A.G. favors returning Lebanese hostages
By Aviva Lavie
Haaretz Dec 16 1999

                 Attorney General Elyakim Rubinstein believes
                 the time has come for Israel to return the 21
                 Lebanese citizens held here over the years in the
                 hope that they could be exchanged for missing
                 navigator Ron Arad.

                 Between 1986 and 1994, Israel arrested the
                 Lebanese, including two relatively famous
                 hostages, Mustafa Dirani, who at one point held
                 Arad as a prisoner, and Sheikh Abd el Karim
                 Obeid. They are sharing a cell in a secret
                 location in Israel while the rest of the hostages
                 are at Ramle Prison.

                 Several of them were juveniles at the time of
                 their arrest by Israeli forces. Two were under the
                 age of 16 when they were grabbed from their
                 homes. Some were tried and convicted for
                 membership in the Hezbollah and were
                 sentenced to terms ranging from a year and a
                 half to four and a half years, but when their
                 sentences were over, courts extended their prison
                 stays. The others were never put on trial. None
                 of them have "blood on their hands" or even
                 took part in violent actions against Israel. The
                 most veteran hostage has been held for 13 years.

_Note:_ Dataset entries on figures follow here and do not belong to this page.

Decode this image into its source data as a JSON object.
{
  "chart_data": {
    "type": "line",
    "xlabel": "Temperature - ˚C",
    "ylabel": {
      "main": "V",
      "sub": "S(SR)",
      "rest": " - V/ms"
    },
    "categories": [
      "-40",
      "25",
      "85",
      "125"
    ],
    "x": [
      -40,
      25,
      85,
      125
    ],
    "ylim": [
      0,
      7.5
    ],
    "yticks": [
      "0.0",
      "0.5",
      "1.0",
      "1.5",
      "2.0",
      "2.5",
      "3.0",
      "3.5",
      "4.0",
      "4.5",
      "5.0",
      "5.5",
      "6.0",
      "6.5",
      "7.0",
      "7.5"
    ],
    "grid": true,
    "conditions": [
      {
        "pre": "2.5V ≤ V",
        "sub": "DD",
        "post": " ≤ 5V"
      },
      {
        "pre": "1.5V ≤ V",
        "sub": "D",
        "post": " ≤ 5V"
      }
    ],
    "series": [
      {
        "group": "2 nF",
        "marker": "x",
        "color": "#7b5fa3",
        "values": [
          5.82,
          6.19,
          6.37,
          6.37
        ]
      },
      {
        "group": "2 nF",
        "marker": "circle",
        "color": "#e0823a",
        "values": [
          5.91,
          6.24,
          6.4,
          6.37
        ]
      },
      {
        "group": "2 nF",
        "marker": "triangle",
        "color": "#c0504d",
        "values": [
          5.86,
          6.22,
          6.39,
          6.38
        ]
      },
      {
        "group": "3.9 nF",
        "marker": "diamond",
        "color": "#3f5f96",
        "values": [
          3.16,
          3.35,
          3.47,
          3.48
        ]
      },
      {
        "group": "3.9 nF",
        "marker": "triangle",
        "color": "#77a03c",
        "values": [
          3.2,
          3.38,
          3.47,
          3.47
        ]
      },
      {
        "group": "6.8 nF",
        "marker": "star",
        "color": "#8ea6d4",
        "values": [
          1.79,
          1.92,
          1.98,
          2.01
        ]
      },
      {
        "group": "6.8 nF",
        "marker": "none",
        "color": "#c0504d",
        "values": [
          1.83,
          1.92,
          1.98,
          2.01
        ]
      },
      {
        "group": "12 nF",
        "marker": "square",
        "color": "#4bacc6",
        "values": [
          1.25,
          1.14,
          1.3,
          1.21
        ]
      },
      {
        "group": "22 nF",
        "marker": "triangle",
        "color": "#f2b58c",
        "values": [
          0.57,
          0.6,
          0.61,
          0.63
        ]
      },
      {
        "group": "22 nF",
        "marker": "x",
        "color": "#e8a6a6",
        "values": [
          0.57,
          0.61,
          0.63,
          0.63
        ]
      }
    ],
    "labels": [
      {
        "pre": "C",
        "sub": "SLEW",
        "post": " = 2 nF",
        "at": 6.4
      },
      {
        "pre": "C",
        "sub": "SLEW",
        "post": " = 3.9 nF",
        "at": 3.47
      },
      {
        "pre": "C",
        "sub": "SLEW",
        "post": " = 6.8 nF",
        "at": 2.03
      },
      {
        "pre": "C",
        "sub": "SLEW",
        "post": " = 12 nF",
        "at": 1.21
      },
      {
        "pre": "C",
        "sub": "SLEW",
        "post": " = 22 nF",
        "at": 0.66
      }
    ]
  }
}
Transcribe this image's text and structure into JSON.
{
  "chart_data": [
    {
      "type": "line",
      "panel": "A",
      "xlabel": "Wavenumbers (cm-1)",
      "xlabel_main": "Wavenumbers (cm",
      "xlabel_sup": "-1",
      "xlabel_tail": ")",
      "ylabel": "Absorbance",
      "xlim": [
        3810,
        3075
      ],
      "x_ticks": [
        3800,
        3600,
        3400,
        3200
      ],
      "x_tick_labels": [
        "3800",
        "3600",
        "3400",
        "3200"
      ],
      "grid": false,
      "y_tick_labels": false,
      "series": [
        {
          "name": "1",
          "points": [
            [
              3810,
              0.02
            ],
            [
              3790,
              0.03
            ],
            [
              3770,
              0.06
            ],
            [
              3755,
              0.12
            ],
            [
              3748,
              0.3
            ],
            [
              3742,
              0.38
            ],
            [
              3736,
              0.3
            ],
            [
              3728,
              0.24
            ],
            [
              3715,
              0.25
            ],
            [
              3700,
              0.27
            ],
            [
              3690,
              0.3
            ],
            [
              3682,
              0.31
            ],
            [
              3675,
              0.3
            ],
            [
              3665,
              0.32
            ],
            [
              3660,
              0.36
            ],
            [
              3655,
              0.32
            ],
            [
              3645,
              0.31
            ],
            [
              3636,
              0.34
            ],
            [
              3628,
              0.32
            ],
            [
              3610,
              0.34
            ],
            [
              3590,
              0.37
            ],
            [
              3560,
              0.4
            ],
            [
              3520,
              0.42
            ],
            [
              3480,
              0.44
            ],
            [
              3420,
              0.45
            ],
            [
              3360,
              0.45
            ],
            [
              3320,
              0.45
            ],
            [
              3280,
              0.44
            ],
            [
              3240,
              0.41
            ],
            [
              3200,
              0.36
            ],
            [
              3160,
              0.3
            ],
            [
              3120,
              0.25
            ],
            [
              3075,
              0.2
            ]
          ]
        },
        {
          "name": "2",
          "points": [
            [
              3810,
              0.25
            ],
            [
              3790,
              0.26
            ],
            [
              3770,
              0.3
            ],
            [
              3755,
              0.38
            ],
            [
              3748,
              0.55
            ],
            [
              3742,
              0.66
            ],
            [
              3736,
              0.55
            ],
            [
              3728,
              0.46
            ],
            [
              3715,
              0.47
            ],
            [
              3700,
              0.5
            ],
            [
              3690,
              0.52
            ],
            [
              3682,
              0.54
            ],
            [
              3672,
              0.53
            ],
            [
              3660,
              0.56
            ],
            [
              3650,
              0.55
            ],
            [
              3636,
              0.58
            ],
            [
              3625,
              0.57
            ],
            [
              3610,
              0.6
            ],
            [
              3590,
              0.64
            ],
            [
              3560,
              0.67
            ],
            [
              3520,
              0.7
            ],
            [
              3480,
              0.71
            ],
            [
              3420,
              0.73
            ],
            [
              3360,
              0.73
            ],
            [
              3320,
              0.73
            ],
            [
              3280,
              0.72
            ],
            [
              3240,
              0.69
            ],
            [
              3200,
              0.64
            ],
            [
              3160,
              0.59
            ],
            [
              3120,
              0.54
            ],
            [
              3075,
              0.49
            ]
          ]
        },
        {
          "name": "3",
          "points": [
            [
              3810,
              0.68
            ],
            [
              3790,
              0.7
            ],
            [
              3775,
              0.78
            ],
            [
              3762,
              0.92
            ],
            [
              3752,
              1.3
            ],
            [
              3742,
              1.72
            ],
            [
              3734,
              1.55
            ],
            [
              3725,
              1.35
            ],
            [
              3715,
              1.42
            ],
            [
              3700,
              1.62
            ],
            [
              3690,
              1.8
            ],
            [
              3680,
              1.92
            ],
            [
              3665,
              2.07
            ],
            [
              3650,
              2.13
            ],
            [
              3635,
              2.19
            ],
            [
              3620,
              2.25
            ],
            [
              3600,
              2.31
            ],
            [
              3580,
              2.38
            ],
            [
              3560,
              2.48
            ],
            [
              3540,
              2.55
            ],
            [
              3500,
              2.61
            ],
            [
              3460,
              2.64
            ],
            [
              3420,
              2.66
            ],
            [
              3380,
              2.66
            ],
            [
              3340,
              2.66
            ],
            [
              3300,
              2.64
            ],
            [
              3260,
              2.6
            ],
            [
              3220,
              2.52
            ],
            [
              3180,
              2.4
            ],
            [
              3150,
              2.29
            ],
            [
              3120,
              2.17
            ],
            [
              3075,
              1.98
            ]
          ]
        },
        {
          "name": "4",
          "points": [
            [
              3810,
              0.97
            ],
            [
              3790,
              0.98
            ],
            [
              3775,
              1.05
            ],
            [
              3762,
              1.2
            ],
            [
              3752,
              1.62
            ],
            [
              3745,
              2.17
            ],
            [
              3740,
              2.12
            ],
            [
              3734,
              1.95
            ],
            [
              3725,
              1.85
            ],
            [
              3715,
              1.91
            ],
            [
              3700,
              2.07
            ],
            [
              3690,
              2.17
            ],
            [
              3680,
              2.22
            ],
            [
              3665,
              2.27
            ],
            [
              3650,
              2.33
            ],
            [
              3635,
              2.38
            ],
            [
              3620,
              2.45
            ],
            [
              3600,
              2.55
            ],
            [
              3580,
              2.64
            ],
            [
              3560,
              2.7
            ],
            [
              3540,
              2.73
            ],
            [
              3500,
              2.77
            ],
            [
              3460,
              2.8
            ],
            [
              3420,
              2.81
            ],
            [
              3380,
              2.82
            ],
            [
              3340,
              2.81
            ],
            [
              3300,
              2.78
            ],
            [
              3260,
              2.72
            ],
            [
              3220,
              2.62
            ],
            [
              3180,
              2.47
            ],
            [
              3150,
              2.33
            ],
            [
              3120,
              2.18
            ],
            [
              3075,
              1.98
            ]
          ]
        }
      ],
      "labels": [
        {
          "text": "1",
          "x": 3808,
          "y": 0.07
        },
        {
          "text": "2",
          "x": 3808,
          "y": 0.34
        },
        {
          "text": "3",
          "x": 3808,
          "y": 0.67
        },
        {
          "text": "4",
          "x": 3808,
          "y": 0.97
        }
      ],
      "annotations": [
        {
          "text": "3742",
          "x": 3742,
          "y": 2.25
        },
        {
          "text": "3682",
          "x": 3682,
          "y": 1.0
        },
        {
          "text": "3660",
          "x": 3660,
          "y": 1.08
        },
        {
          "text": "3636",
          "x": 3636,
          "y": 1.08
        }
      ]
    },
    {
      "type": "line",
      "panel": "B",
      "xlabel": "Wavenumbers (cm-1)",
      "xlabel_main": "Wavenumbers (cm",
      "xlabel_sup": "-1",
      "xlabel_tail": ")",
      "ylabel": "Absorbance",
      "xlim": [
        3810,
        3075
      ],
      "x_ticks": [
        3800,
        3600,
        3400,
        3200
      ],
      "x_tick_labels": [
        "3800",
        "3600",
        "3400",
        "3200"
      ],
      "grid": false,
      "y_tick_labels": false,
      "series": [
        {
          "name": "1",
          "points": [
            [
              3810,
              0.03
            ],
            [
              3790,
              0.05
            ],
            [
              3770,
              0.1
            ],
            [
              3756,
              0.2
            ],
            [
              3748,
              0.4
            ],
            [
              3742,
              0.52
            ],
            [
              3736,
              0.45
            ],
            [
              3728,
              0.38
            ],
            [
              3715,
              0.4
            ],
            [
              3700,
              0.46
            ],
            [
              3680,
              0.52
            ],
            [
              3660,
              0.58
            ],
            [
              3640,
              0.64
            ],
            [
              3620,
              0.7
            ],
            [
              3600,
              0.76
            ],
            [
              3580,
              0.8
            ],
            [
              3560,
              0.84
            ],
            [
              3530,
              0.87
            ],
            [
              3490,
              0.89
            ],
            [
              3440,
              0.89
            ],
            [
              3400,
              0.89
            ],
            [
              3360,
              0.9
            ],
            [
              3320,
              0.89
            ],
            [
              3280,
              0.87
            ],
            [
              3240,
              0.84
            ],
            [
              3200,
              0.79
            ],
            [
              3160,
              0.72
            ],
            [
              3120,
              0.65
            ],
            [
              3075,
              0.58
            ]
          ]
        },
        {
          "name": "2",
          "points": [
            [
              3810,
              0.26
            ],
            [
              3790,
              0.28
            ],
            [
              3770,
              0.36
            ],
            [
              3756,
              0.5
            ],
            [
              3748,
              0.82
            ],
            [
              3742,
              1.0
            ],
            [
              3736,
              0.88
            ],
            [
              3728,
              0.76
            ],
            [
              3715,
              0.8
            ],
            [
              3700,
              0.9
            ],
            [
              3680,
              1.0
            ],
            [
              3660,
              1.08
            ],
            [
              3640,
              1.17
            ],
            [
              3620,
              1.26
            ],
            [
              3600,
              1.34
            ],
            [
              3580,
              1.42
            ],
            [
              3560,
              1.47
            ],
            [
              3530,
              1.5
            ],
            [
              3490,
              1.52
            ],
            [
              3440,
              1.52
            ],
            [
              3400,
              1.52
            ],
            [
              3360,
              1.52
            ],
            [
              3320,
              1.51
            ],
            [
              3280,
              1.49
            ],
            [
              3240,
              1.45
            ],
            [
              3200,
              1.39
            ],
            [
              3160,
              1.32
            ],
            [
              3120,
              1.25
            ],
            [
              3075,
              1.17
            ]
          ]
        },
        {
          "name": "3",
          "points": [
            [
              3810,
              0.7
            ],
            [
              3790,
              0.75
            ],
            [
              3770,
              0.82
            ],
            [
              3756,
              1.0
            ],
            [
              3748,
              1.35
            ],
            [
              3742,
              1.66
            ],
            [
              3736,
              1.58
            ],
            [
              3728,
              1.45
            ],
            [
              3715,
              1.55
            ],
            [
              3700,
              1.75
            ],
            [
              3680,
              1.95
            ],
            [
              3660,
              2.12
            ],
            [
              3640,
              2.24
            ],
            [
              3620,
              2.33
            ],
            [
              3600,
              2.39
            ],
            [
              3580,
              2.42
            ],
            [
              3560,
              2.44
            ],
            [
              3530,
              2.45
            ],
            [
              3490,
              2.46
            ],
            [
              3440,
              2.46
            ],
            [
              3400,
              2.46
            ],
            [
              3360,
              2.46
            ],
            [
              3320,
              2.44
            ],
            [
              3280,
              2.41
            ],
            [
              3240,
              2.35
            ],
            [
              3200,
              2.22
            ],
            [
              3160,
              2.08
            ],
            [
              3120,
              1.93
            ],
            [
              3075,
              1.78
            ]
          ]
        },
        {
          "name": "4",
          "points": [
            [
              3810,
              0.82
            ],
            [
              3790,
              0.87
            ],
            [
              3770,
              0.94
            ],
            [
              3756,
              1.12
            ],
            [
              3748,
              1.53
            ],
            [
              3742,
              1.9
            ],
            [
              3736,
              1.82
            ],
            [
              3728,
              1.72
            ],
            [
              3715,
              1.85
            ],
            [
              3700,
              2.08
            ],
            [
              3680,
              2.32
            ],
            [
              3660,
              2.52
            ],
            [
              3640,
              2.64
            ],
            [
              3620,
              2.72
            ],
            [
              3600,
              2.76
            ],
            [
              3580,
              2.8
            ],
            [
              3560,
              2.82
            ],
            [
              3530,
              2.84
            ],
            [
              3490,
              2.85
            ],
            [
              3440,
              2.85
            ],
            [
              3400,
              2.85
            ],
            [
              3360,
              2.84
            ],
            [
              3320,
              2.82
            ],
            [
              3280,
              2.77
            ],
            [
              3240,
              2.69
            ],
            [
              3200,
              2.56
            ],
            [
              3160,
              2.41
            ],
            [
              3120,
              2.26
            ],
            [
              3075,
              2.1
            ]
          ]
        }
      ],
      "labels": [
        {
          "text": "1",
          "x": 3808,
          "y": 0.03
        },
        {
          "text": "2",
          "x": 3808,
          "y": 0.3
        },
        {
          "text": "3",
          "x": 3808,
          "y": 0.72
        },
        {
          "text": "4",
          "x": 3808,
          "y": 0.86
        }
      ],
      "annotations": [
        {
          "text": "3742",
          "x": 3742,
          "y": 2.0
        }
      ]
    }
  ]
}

                 No organization has ever demanded them back
                 and that fact, combined with the amount of time
                 that has passed since Arad disappeared in
                 Lebanon, has created a controversy inside the
                 security and legal establishments. Last July, Shin
                 Bet Chief Ami Ayalon told a closed forum of
                 state attorneys that he doesn't believe holding 19
                 of them as administrative detainees as a
                 bargaining chip for prisoners of war or hostages
                 "has contributed or will contribute anything."
                 Ayalon also noted that holding them is not only
                 immoral, but useless.

                 Recently Rubinstein has taken up the issue,
                 suggesting that if they cannot be released all at
                 once, they could be released gradually.